How To Get Rid Of Garden Snails

  • Clean all debris from garden-when leaves and petals fall to ground remove them.
  • Adjust watering schedule.
  • Plant snail-resistant plants. (unfortunately I discovered the hard way that snails love Basil)
  • Diatomaceous earth.
  • Snail and Slug Bait.
  • Coarse Substances such as egg shells, gravel, even coffee grounds.
I truly hope this information helps us all out! Invasive Brown Garden Snails are a very aggressive pest.


Related posts


  1. I am so sorry this happened to you. Can your county extension office offer any help?

    1. Thank you Miss Merry for the kind words. I did speak with them and unfortunately it seems the remedy is to remove all foliage and work on soil conditions.

  2. Ugh! I’m so sorry those pesky snails messed up your garden. Sounds like they have no useful purpose at all. :(

  3. Oh Jemma I am so sorry to hear about your snail issues. You worked so hard on your garden and this is heartbreaking. Hopefully for next season you can plant what they do not like and maybe use the stuff to keep them out. There is a women that just opened a fresh flower market by my home. She plants all kinds of flowers and you can visit her home and cut fresh bouquets to take home in a cute mason jar. She has girls nights out and date nights on her property. She sets up sweet tables and is a cater so she makes yummy box meals and then everyone gets to cut flowers to take home. So cute what she is doing. Just thought of you and how you are getting your flower garden going. Have a good weekend. xoxo Kris

    1. Hello Dear Kris,
      This is exactly the vision that I have for my wee flower farm. This sounds so inspiring for the community and for the flower grower too! Thank you!

  4. EEEEEEK. All I can say is that I am thankful that I live in a climate where most of these gross creatures do NOT want to live! LOL

    I remember the snails in California. I remember seeing the silvery trails - - - - on the concrete under the hot sun. I remember a few naughty boys in the neighborhood pouring salt on these things and when I was in France? Oh dear. They are as big as an apricot. I almost put my hand on one as I was using a rail to climb a steep set of stairs at the Gouffre de Padirac. Oh Jemma, it sounds like such a battle you will have to combat (but I think you'll win) in your new garden. There's always something, isn't there...

    1. Dearest Anita,
      There is always something! I do believe that there are certain regions of the USA that are more conducive to crop production and I know that California is one of them and Minnesota too. I may have to rethink where I farm.
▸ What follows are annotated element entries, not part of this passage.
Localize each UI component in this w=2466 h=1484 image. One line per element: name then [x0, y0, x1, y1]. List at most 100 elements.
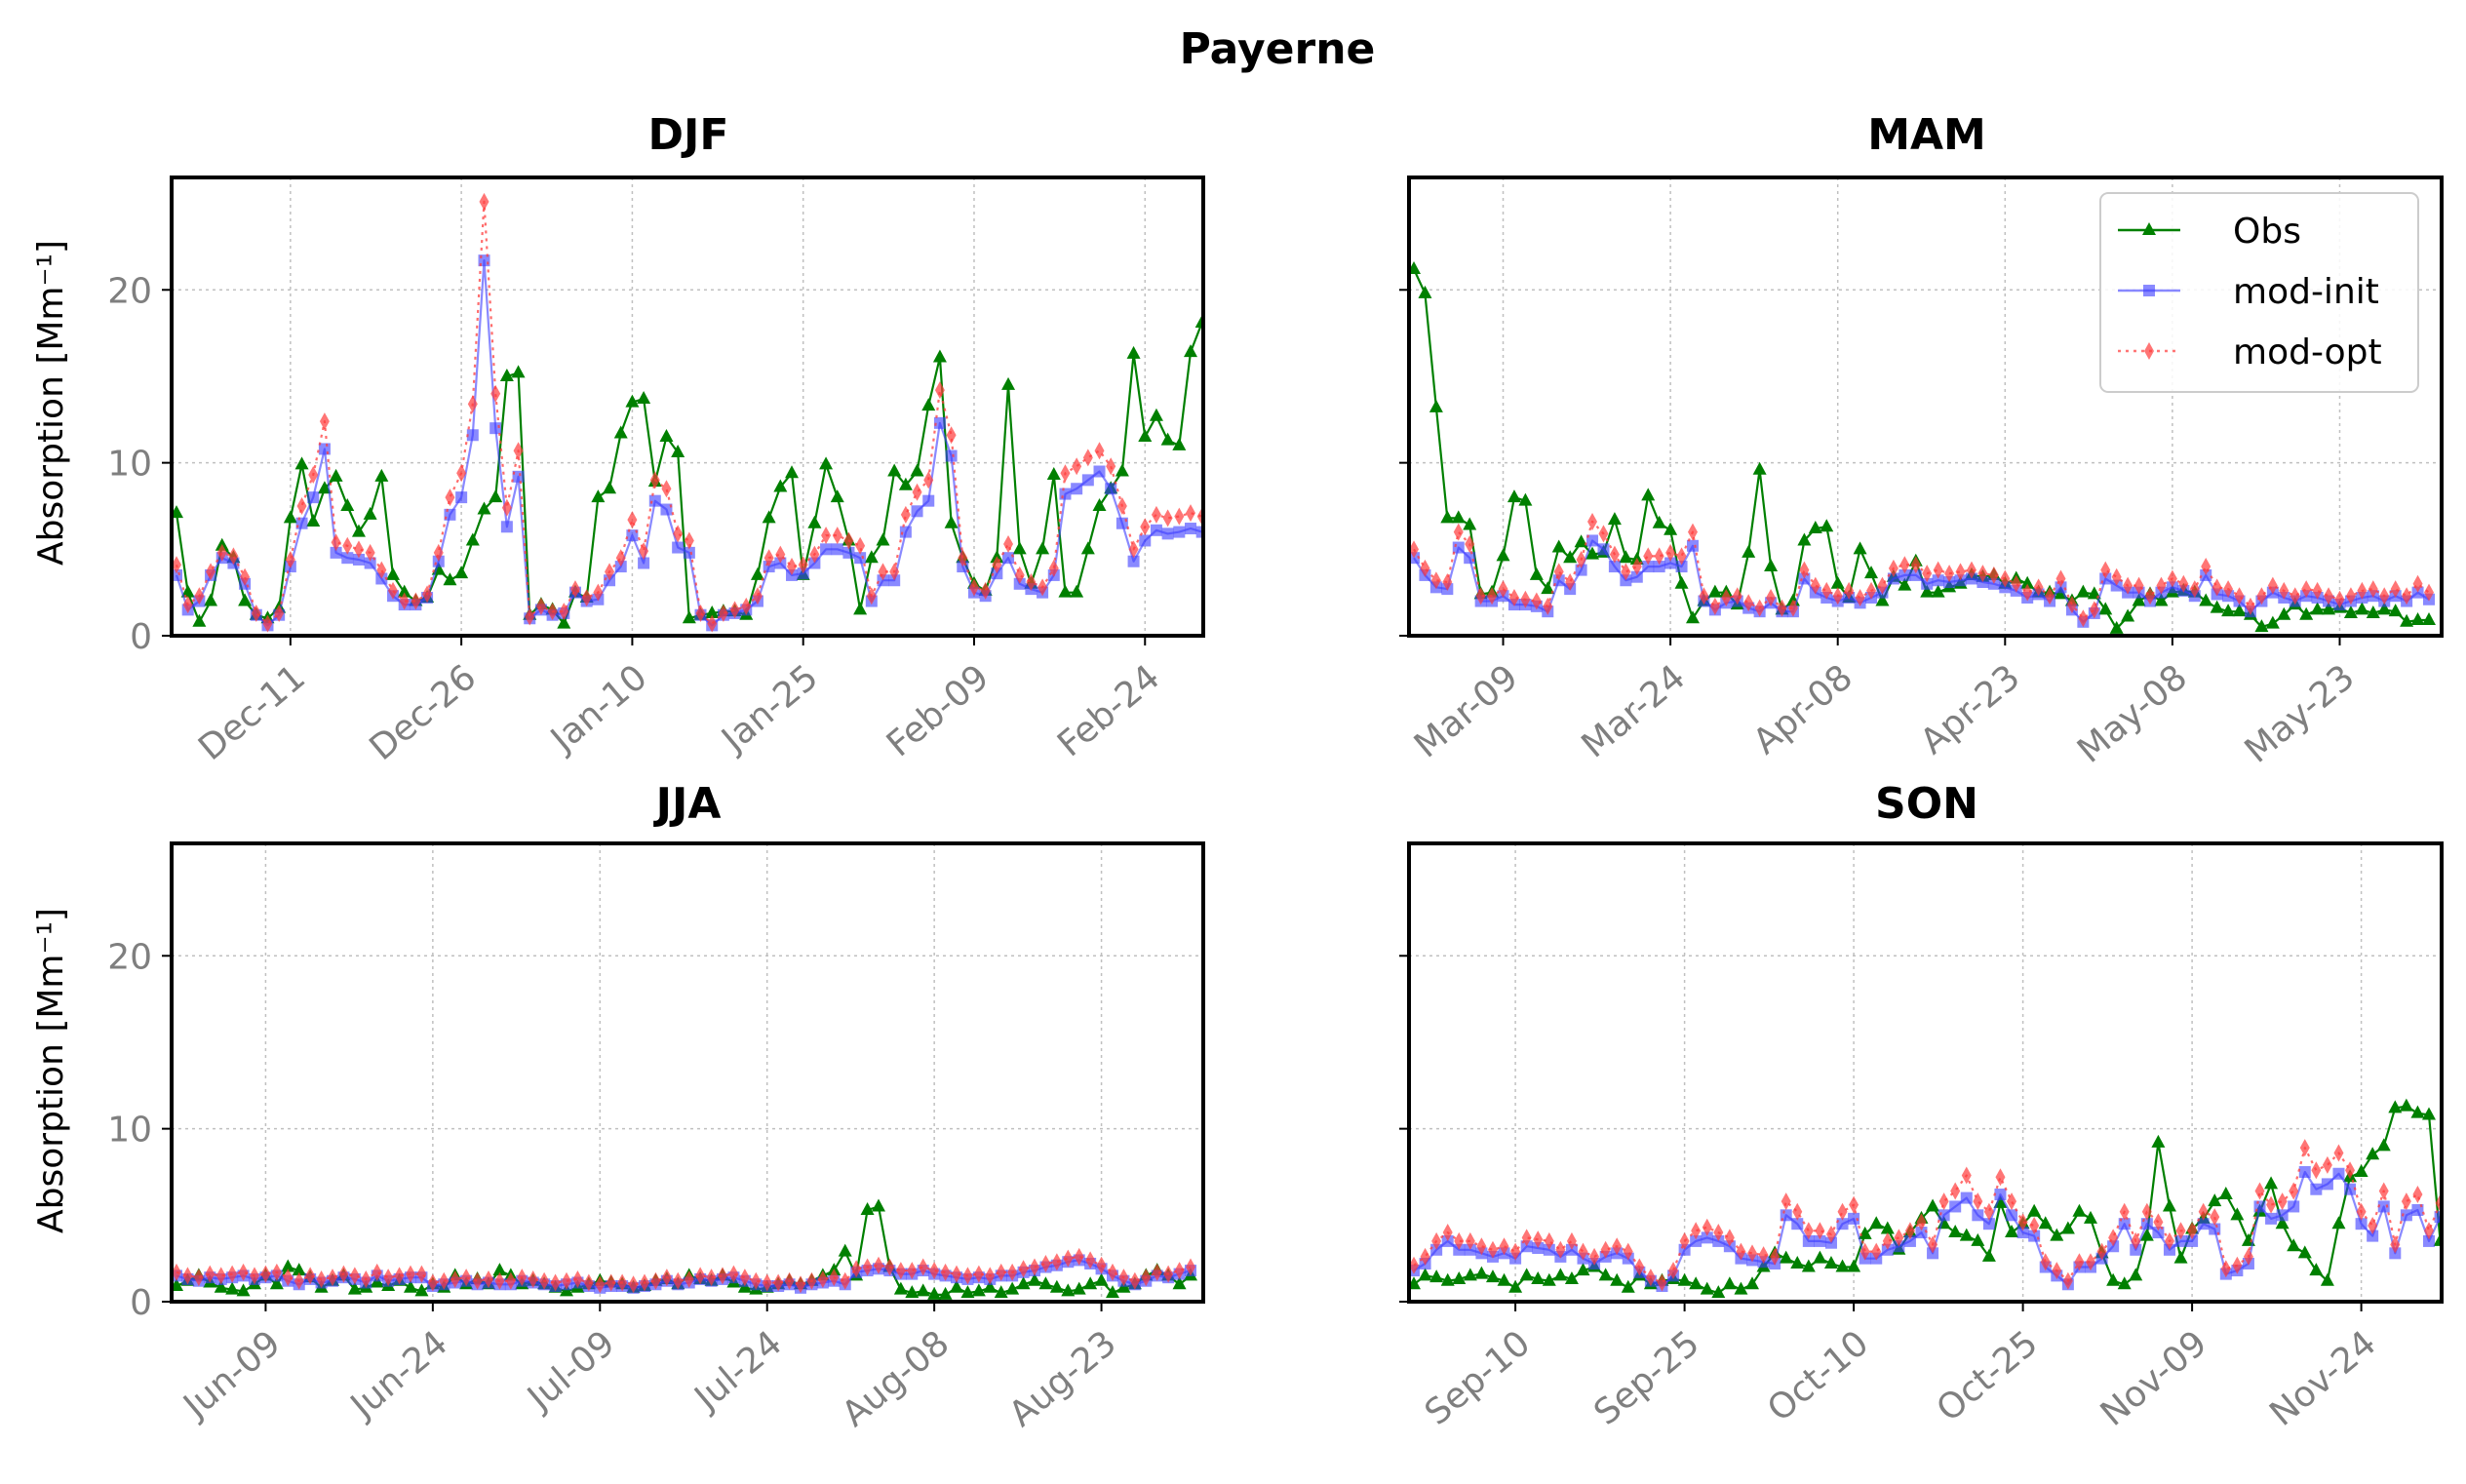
data-point	[2332, 1167, 2345, 1180]
data-point	[1014, 566, 1025, 584]
data-point	[2410, 1105, 2425, 1118]
data-point	[1722, 1276, 1737, 1290]
data-point	[960, 1285, 975, 1299]
data-point	[1631, 558, 1642, 576]
data-point	[172, 1278, 183, 1292]
x-tick-label: Oct-10	[1760, 1323, 1876, 1429]
data-point	[347, 1281, 362, 1295]
data-point	[1060, 464, 1071, 483]
legend-frame	[2099, 192, 2419, 393]
data-point	[1745, 1276, 1759, 1290]
data-point	[1529, 566, 1544, 580]
data-point	[1555, 1240, 1566, 1259]
data-point	[494, 1271, 505, 1290]
data-point	[728, 1265, 739, 1283]
data-point	[895, 1262, 906, 1280]
data-point	[2197, 1218, 2210, 1230]
data-point	[461, 1269, 472, 1287]
data-point	[194, 587, 205, 605]
data-point	[2357, 581, 2368, 600]
data-point	[1108, 1263, 1117, 1281]
data-point	[2275, 1216, 2290, 1230]
data-point	[2100, 561, 2111, 579]
data-point	[1707, 584, 1722, 598]
data-point	[640, 1273, 649, 1292]
data-point	[1508, 588, 1519, 606]
data-point	[1690, 1234, 1703, 1247]
data-point	[705, 605, 720, 618]
data-point	[1921, 577, 1934, 590]
data-point	[1747, 1244, 1757, 1263]
data-point	[1587, 512, 1598, 530]
data-point	[2232, 1256, 2243, 1274]
data-point	[1115, 463, 1129, 477]
data-point	[916, 1283, 930, 1297]
data-point	[2038, 1216, 2053, 1230]
x-tick-label: Jun-24	[342, 1323, 455, 1427]
data-point	[2390, 1235, 2401, 1254]
data-point	[1487, 1240, 1498, 1259]
data-point	[2145, 587, 2156, 605]
data-point	[1888, 559, 1898, 577]
data-point	[1129, 1271, 1140, 1290]
data-point	[2234, 587, 2245, 605]
x-tick-label: Sep-10	[1418, 1323, 1538, 1433]
data-point	[1409, 1276, 1421, 1290]
data-point	[1691, 1222, 1702, 1240]
data-point	[1608, 561, 1621, 573]
data-point	[842, 546, 855, 559]
data-point	[1082, 449, 1093, 467]
data-point	[1642, 561, 1655, 573]
data-point	[591, 489, 606, 503]
data-point	[1474, 1266, 1489, 1279]
data-point	[2123, 576, 2133, 595]
data-point	[855, 536, 866, 555]
data-point	[2366, 605, 2380, 618]
data-point	[962, 1267, 973, 1285]
data-point	[1686, 539, 1699, 552]
axes-frame	[1407, 176, 2444, 638]
data-point	[2309, 1263, 2324, 1276]
data-point	[934, 381, 945, 400]
data-point	[2078, 609, 2089, 628]
data-point	[2050, 1228, 2064, 1241]
data-point	[1003, 535, 1014, 553]
data-point	[605, 563, 615, 581]
panel-title: SON	[1875, 779, 1978, 829]
data-point	[1607, 512, 1622, 526]
panel-title: MAM	[1867, 110, 1986, 160]
y-axis-label: Absorption [Mm⁻¹]	[31, 240, 71, 566]
data-point	[1476, 1237, 1487, 1256]
data-point	[512, 470, 525, 483]
data-point	[2288, 1200, 2300, 1213]
data-point	[307, 491, 320, 504]
data-point	[547, 603, 558, 621]
data-point	[1464, 552, 1476, 565]
data-point	[581, 588, 592, 606]
data-point	[1046, 467, 1061, 481]
data-point	[1777, 599, 1787, 617]
data-point	[1510, 1242, 1521, 1261]
data-point	[2322, 1155, 2332, 1174]
data-point	[342, 536, 353, 555]
data-point	[1915, 1227, 1928, 1239]
data-point	[1429, 1269, 1444, 1283]
data-point	[750, 566, 764, 580]
data-point	[638, 557, 650, 569]
data-point	[940, 1263, 951, 1281]
data-point	[456, 464, 467, 483]
data-point	[1465, 535, 1475, 553]
data-point	[971, 1283, 986, 1297]
data-point	[2074, 1253, 2085, 1271]
data-point	[2256, 587, 2267, 605]
data-point	[1679, 1231, 1690, 1250]
y-tick-label: 0	[130, 617, 152, 657]
series-line	[1413, 520, 2430, 620]
data-point	[1973, 1192, 1983, 1211]
data-point	[1063, 1249, 1074, 1268]
panel-djf: DJF 0 10 20 Dec-11 Dec-26 Jan-10 Jan-25 Feb-09 F…	[31, 110, 1205, 768]
data-point	[240, 567, 251, 586]
legend-init-marker	[2143, 285, 2155, 296]
data-point	[2412, 574, 2423, 593]
data-point	[1409, 540, 1419, 559]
  5. Oh no, Jemma! This sounds like a huge problem for someone like you who adores your flower garden. Have you found fellow gardeners there who have successfully gotten rid of them? I don't mind coexisting with caterpillars that turn into gorgeous butterflies--letting them strip all my flat leaf parsley--but snails don't inspire me to turn over basil to them.

    I do hope that following the advice you've found will help in a big way!

    1. Hello Dewena!
      This is a massive problem indeed....rethinking where my Farm should truly be....Thank you!